A Node.js worker service that consumes normalized Position records from a Redis Stream, maintains per-device runtime state, applies racing-domain rules, and writes durable state to Postgres / TimescaleDB.

This file is the single navigation hub for all implementation planning. Each phase has its own folder with a README and granular task files. Update statuses here as work lands.

Status legend

Symbol Meaning
Not started
🟦 Planned (designed, not coded)
🟨 In progress
🟩 Done
Paused / blocked
❄️ Frozen / future / optional

Architectural anchors

The service is specified by the wiki at ../docs/wiki/. Implementing agents should read these pages before starting any task:

  • Architecturedocs/wiki/sources/gps-tracking-architecture.md, docs/wiki/concepts/plane-separation.md, docs/wiki/concepts/failure-domains.md
  • This servicedocs/wiki/entities/processor.md
  • Upstream contract (input)docs/wiki/concepts/position-record.md, docs/wiki/concepts/io-element-bag.md, docs/wiki/entities/redis-streams.md
  • Downstream contract (output)docs/wiki/entities/postgres-timescaledb.md, docs/wiki/entities/directus.md

Non-negotiable design rules

These rules govern every task. Any deviation must be discussed and documented as a decision before code lands.
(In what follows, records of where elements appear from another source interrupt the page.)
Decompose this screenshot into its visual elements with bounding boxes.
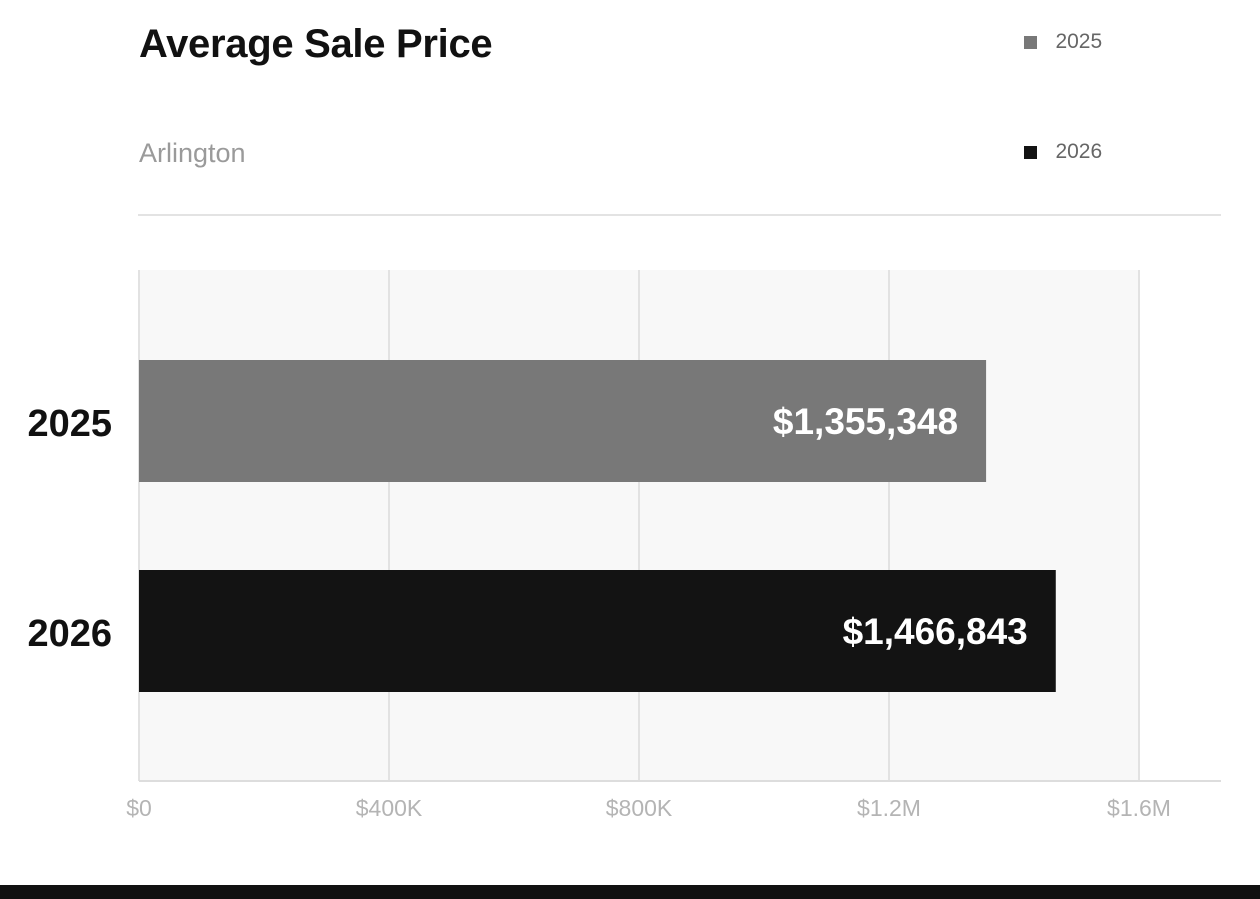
x-tick-label-0: $0: [126, 795, 152, 821]
category-label-2025: 2025: [27, 403, 112, 445]
x-tick-label-4: $1.6M: [1107, 795, 1171, 821]
data-label-2026: $1,466,843: [843, 611, 1028, 652]
x-tick-label-3: $1.2M: [857, 795, 921, 821]
x-tick-label-1: $400K: [356, 795, 423, 821]
chart-subtitle: Arlington: [139, 138, 246, 168]
chart-title: Average Sale Price: [139, 22, 493, 66]
footer-bar: [0, 885, 1260, 899]
legend-item-2025[interactable]: 2025: [1024, 30, 1102, 54]
legend-swatch-2025: [1024, 35, 1037, 49]
header-divider: [138, 214, 1221, 216]
bar-chart: $1,355,348 2025 $1,466,843 2026 $0 $400K $800K…: [27, 270, 1221, 821]
legend-label-2026: 2026: [1055, 140, 1103, 163]
legend-item-2026[interactable]: 2026: [1024, 140, 1102, 164]
legend-swatch-2026: [1024, 145, 1037, 159]
bar-2026: [139, 570, 1056, 692]
bar-2025: [139, 360, 987, 482]
x-tick-label-2: $800K: [606, 795, 673, 821]
legend-label-2025: 2025: [1055, 30, 1103, 53]
data-label-2025: $1,355,348: [773, 401, 958, 442]
category-label-2026: 2026: [27, 613, 112, 655]
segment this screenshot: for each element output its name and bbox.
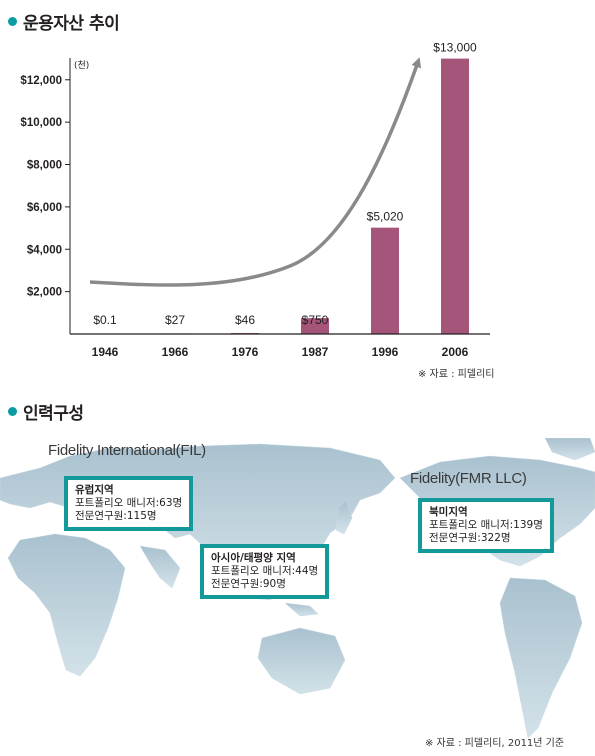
fmr-label: Fidelity(FMR LLC) [410, 470, 527, 487]
bullet-icon [8, 16, 17, 26]
region-analysts: 전문연구원:90명 [211, 578, 286, 590]
x-tick-label: 1946 [92, 345, 119, 359]
india-landmass [139, 545, 181, 589]
staff-section-title: 인력구성 [8, 398, 84, 424]
aum-title-text: 운용자산 추이 [23, 13, 120, 34]
region-box-europe: 유럽지역 포트폴리오 매니저:63명 전문연구원:115명 [64, 476, 194, 531]
trend-curve [89, 57, 422, 287]
region-analysts: 전문연구원:115명 [75, 510, 157, 522]
bar [441, 58, 469, 334]
region-name: 북미지역 [429, 506, 468, 518]
south-america-landmass [499, 577, 583, 739]
region-name: 유럽지역 [75, 484, 114, 496]
region-box-asia-pacific: 아시아/태평양 지역 포트폴리오 매니저:44명 전문연구원:90명 [200, 544, 330, 599]
x-tick-label: 1996 [372, 345, 399, 359]
africa-landmass [7, 533, 126, 677]
region-analysts: 전문연구원:322명 [429, 532, 511, 544]
chart-source-note: ※ 자료 : 피델리티 [418, 369, 495, 380]
x-tick-label: 1966 [162, 345, 189, 359]
japan-landmass [335, 499, 353, 535]
value-label: $13,000 [433, 41, 477, 55]
world-map-panel: Fidelity International(FIL) Fidelity(FMR… [0, 438, 595, 756]
value-label: $0.1 [93, 313, 117, 327]
y-tick-label: $6,000 [27, 202, 62, 214]
value-label: $5,020 [367, 210, 404, 224]
region-name: 아시아/태평양 지역 [211, 552, 296, 564]
region-managers: 포트폴리오 매니저:63명 [75, 497, 183, 509]
sea-islands-2 [284, 602, 319, 617]
y-tick-label: $8,000 [27, 160, 62, 172]
aum-section-title: 운용자산 추이 [8, 8, 120, 34]
x-tick-label: 1976 [232, 345, 259, 359]
region-managers: 포트폴리오 매니저:44명 [211, 565, 319, 577]
y-tick-label: $10,000 [20, 117, 62, 129]
australia-landmass [257, 627, 346, 695]
y-tick-label: $12,000 [20, 75, 62, 87]
value-labels: $0.1 $27 $46 $750 $5,020 $13,000 [93, 41, 477, 327]
bars [161, 58, 469, 334]
aum-bar-chart: (천) $2,000 $4,000 $6,000 $8,000 $10,000 $12,00… [20, 41, 490, 359]
fil-label: Fidelity International(FIL) [48, 442, 206, 459]
region-box-north-america: 북미지역 포트폴리오 매니저:139명 전문연구원:322명 [418, 498, 554, 553]
value-label: $750 [302, 313, 329, 327]
map-source-note: ※ 자료 : 피델리티, 2011년 기준 [425, 738, 565, 749]
bar [371, 227, 399, 334]
x-tick-label: 1987 [302, 345, 329, 359]
trend-arrow [89, 57, 422, 287]
x-tick-label: 2006 [442, 345, 469, 359]
greenland-landmass [544, 438, 595, 461]
bullet-icon [8, 406, 17, 416]
y-axis: (천) $2,000 $4,000 $6,000 $8,000 $10,000 $12,00… [20, 58, 89, 334]
value-label: $46 [235, 313, 255, 327]
y-tick-label: $2,000 [27, 287, 62, 299]
bar [301, 318, 329, 334]
value-label: $27 [165, 313, 185, 327]
staff-title-text: 인력구성 [23, 403, 84, 424]
y-unit-label: (천) [74, 60, 89, 71]
x-axis: 1946 1966 1976 1987 1996 2006 [70, 333, 490, 359]
y-tick-label: $4,000 [27, 244, 62, 256]
region-managers: 포트폴리오 매니저:139명 [429, 519, 543, 531]
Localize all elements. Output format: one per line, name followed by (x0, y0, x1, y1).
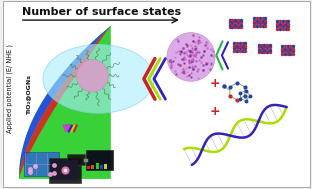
FancyBboxPatch shape (24, 152, 59, 176)
Text: Applied potential (E/ NHE ): Applied potential (E/ NHE ) (7, 44, 13, 133)
Circle shape (167, 33, 215, 81)
FancyBboxPatch shape (100, 166, 103, 169)
FancyBboxPatch shape (3, 1, 311, 188)
Polygon shape (19, 26, 111, 179)
Ellipse shape (43, 44, 154, 113)
FancyBboxPatch shape (104, 164, 107, 169)
FancyBboxPatch shape (86, 150, 113, 170)
FancyBboxPatch shape (91, 165, 95, 169)
FancyBboxPatch shape (51, 160, 78, 180)
Circle shape (76, 60, 108, 92)
Text: +: + (210, 77, 220, 90)
FancyBboxPatch shape (49, 158, 80, 183)
Text: Number of surface states: Number of surface states (22, 7, 181, 17)
Text: +: + (210, 105, 220, 118)
Text: TiO₂@OGNs: TiO₂@OGNs (26, 74, 31, 115)
FancyBboxPatch shape (96, 163, 99, 169)
Polygon shape (19, 26, 111, 179)
FancyBboxPatch shape (67, 154, 85, 165)
Polygon shape (19, 26, 111, 179)
FancyBboxPatch shape (87, 166, 90, 169)
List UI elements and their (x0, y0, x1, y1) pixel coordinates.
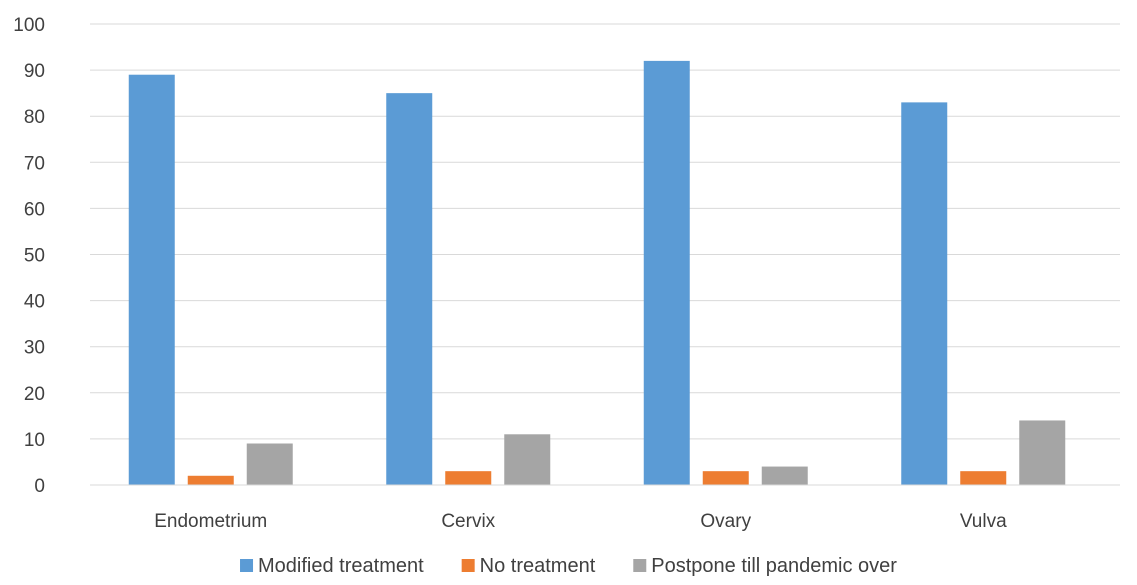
y-tick-label: 70 (24, 153, 45, 174)
bar-endometrium-series-0 (128, 74, 175, 486)
y-tick-label: 20 (24, 384, 45, 405)
category-label: Cervix (441, 511, 495, 532)
legend-label: Postpone till pandemic over (651, 555, 897, 577)
y-axis-tick-labels: 0 10 20 30 40 50 60 70 80 90 100 (13, 15, 45, 497)
legend-item: No treatment (461, 555, 596, 577)
bar-ovary-series-0 (643, 60, 690, 485)
bar-endometrium-series-1 (187, 475, 234, 485)
bar-ovary-series-1 (702, 471, 749, 485)
y-tick-label: 50 (24, 246, 45, 267)
legend-swatch (461, 559, 475, 572)
legend-item: Modified treatment (240, 555, 424, 577)
y-tick-label: 60 (24, 199, 45, 220)
y-tick-label: 40 (24, 292, 45, 313)
legend-label: Modified treatment (258, 555, 424, 577)
legend-swatch (240, 559, 254, 572)
y-tick-label: 100 (13, 15, 45, 36)
bar-endometrium-series-2 (246, 443, 293, 485)
y-tick-label: 0 (34, 476, 45, 497)
bar-cervix-series-2 (504, 434, 551, 485)
category-label: Endometrium (154, 511, 267, 532)
y-tick-label: 10 (24, 430, 45, 451)
legend-label: No treatment (480, 555, 596, 577)
bar-cervix-series-1 (445, 471, 492, 485)
category-labels: Endometrium Cervix Ovary Vulva (154, 511, 1007, 532)
legend-item: Postpone till pandemic over (633, 555, 897, 577)
bar-ovary-series-2 (761, 466, 808, 485)
y-tick-label: 90 (24, 61, 45, 82)
gridlines (90, 23, 1120, 440)
bar-vulva-series-0 (901, 102, 948, 486)
legend: Modified treatment No treatment Postpone t… (240, 555, 897, 577)
legend-swatch (633, 559, 647, 572)
bar-vulva-series-1 (960, 471, 1007, 485)
category-label: Vulva (960, 511, 1007, 532)
bar-cervix-series-0 (386, 93, 433, 486)
category-label: Ovary (700, 511, 751, 532)
y-tick-label: 30 (24, 338, 45, 359)
bar-vulva-series-2 (1019, 420, 1066, 485)
bars (128, 60, 1066, 486)
y-tick-label: 80 (24, 107, 45, 128)
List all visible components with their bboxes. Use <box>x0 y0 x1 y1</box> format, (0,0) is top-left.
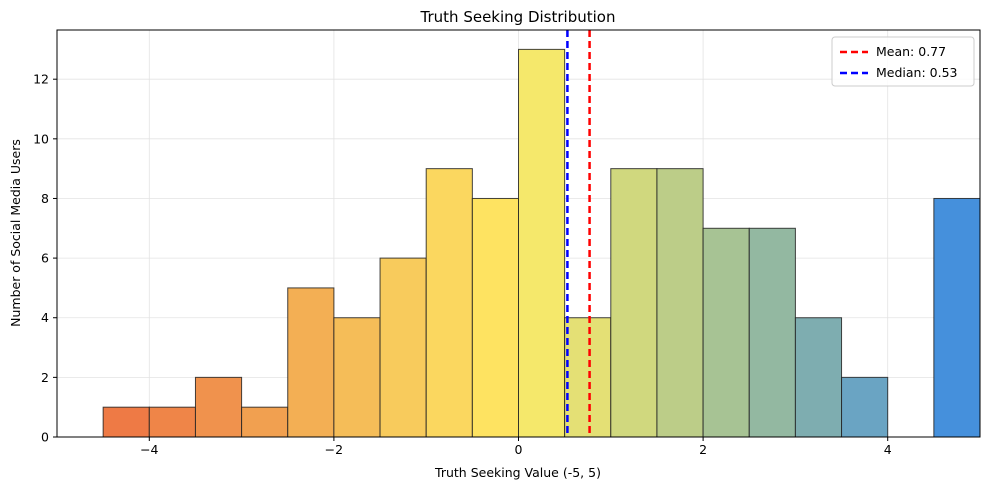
y-tick-label: 10 <box>33 131 49 146</box>
histogram-bar <box>379 257 427 438</box>
histogram-bar <box>333 317 381 438</box>
chart-title: Truth Seeking Distribution <box>420 8 616 26</box>
y-tick-label: 8 <box>41 191 49 206</box>
histogram-bar <box>702 227 750 438</box>
histogram-bar <box>194 376 243 438</box>
reference-lines <box>566 30 591 437</box>
histogram-bar <box>656 168 704 438</box>
histogram-bar <box>241 406 289 438</box>
histogram-bar <box>564 317 612 438</box>
y-tick-label: 0 <box>41 430 49 445</box>
histogram-bar <box>518 48 566 438</box>
x-tick-label: −4 <box>140 442 158 457</box>
histogram-bar <box>794 317 843 438</box>
x-tick-label: 4 <box>884 442 892 457</box>
y-tick-label: 12 <box>33 72 49 87</box>
histogram-bar <box>287 287 335 438</box>
y-tick-label: 6 <box>41 251 49 266</box>
x-axis-label: Truth Seeking Value (-5, 5) <box>434 465 601 480</box>
bars <box>102 48 981 438</box>
axis-ticks: −4 −2 0 2 4 0 2 4 6 8 10 12 <box>33 72 892 457</box>
y-tick-label: 2 <box>41 370 49 385</box>
x-tick-label: 2 <box>699 442 707 457</box>
x-tick-label: −2 <box>325 442 343 457</box>
y-axis-label: Number of Social Media Users <box>8 139 23 327</box>
x-tick-label: 0 <box>515 442 523 457</box>
legend-median-label: Median: 0.53 <box>876 65 957 80</box>
histogram-bar <box>933 197 981 438</box>
histogram-bar <box>841 376 889 438</box>
legend-mean-label: Mean: 0.77 <box>876 44 946 59</box>
histogram-bar <box>610 168 658 438</box>
histogram-bar <box>102 406 150 438</box>
histogram-bar <box>748 227 796 438</box>
histogram-bar <box>148 406 196 438</box>
histogram-bar <box>425 168 473 438</box>
y-tick-label: 4 <box>41 310 49 325</box>
legend: Mean: 0.77 Median: 0.53 <box>831 36 975 87</box>
histogram-bar <box>471 197 520 438</box>
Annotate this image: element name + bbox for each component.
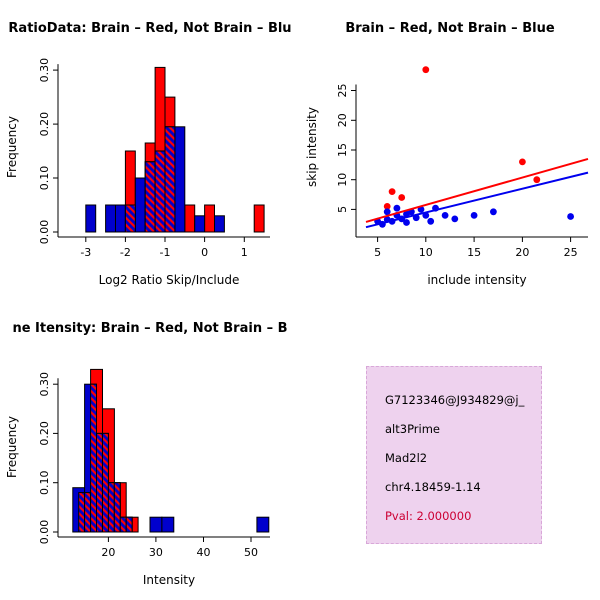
hist-bar-overlap: [119, 516, 127, 533]
y-tick-label: 0.30: [38, 58, 51, 83]
x-tick-label: 1: [241, 246, 248, 259]
y-tick-label: 0.10: [38, 166, 51, 191]
x-tick-label: 15: [467, 246, 481, 259]
x-tick-label: 20: [101, 546, 115, 559]
y-tick-label: 0.20: [38, 421, 51, 446]
hist-bar-not-brain: [174, 126, 186, 233]
panel-intensity-scatter: 5 10 15 20 25 5 10 15 20 25 include intensity skip …: [300, 0, 600, 300]
y-tick-label: 5: [336, 206, 349, 213]
y-axis-label: skip intensity: [305, 107, 319, 187]
y-tick-label: 15: [336, 143, 349, 157]
y-tick-label: 20: [336, 113, 349, 127]
hist-bar-not-brain: [115, 204, 126, 233]
point-brain: [519, 158, 526, 166]
panel-ratio-histogram: -3 -2 -1 0 1 0.00 0.10 0.20 0.30 Log2 Ratio Skip/…: [0, 0, 300, 300]
hist-bar-overlap: [113, 482, 121, 533]
hist-bar-not-brain: [134, 177, 146, 233]
y-tick-label: 0.00: [38, 520, 51, 545]
pval-text: Pval: 2.000000: [385, 509, 472, 523]
hist-bar-overlap: [144, 161, 156, 233]
hist-bar-overlap: [84, 492, 91, 533]
x-tick-label: 5: [374, 246, 381, 259]
point-not-brain: [441, 212, 449, 219]
x-axis-label: Intensity: [143, 573, 195, 587]
hist-bar-overlap: [164, 126, 176, 233]
gene-intensity-histogram: 20 30 40 50 0.00 0.10 0.20 0.30 Intensity Frequen…: [5, 321, 288, 587]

  1. Domain logic is isolated. src/core/ (Stream consumer, Postgres writer, in-memory state plumbing) never imports from src/domain/ (geofence engine, timing logic, IO interpretation). Phase 2 must be a pure addition layered on top of the Phase 1 throughput pipeline.
  2. Schema authority lives in Directus, with one exception: the positions hypertable is bulk-written by this service and its migration is owned here. All other tables Processor writes to (timing_records, stage_results, etc.) are defined in Directus and Processor inserts respecting that schema.
  3. Per-device state is in-memory, not durable. The DB is the source of truth for replay/analysis; in-memory state is the source of truth for the current decision. On restart, hot state is rehydrated from the DB — Phase 1 does not implement rehydration; restart loses state, which is acceptable until Phase 2 introduces stateful accumulators.
  4. Consumer-group offsets drive work distribution. No application-level coordination between Processor instances. XACK on success; failed batches stay pending and are claimed by surviving instances via XAUTOCLAIM.
  5. Idempotent writes. Records arriving twice (after a claim, replay, or retry) must not produce duplicate rows. The positions hypertable uses (device_id, ts) as a unique key with ON CONFLICT DO NOTHING. Derived tables follow the same pattern, scoped by their natural keys.
  6. Bounded memory. Per-device state is capped (LRU eviction by last-seen timestamp); replay-from-DB rehydrates an evicted device on next packet. No unbounded Map<imei, ...> growth.
  7. Fail loudly. Schema-incompatible records (e.g. malformed payload, unknown sentinel) are logged at error and dead-letter-streamed (Phase 3); they do not silently skip.

Phases

Phase 1 — Throughput pipeline

Status: 🟩 Done Outcome: A Node.js Processor that joins a Redis Streams consumer group on telemetry:teltonika, decodes each Position (including __bigint/__buffer_b64 sentinel reversal), upserts it into a TimescaleDB positions hypertable, updates per-device in-memory state (last position, last seen), XACKs on successful write, and exposes Prometheus metrics + health/readiness HTTP endpoints. End-to-end pilot-quality service; no domain logic yet.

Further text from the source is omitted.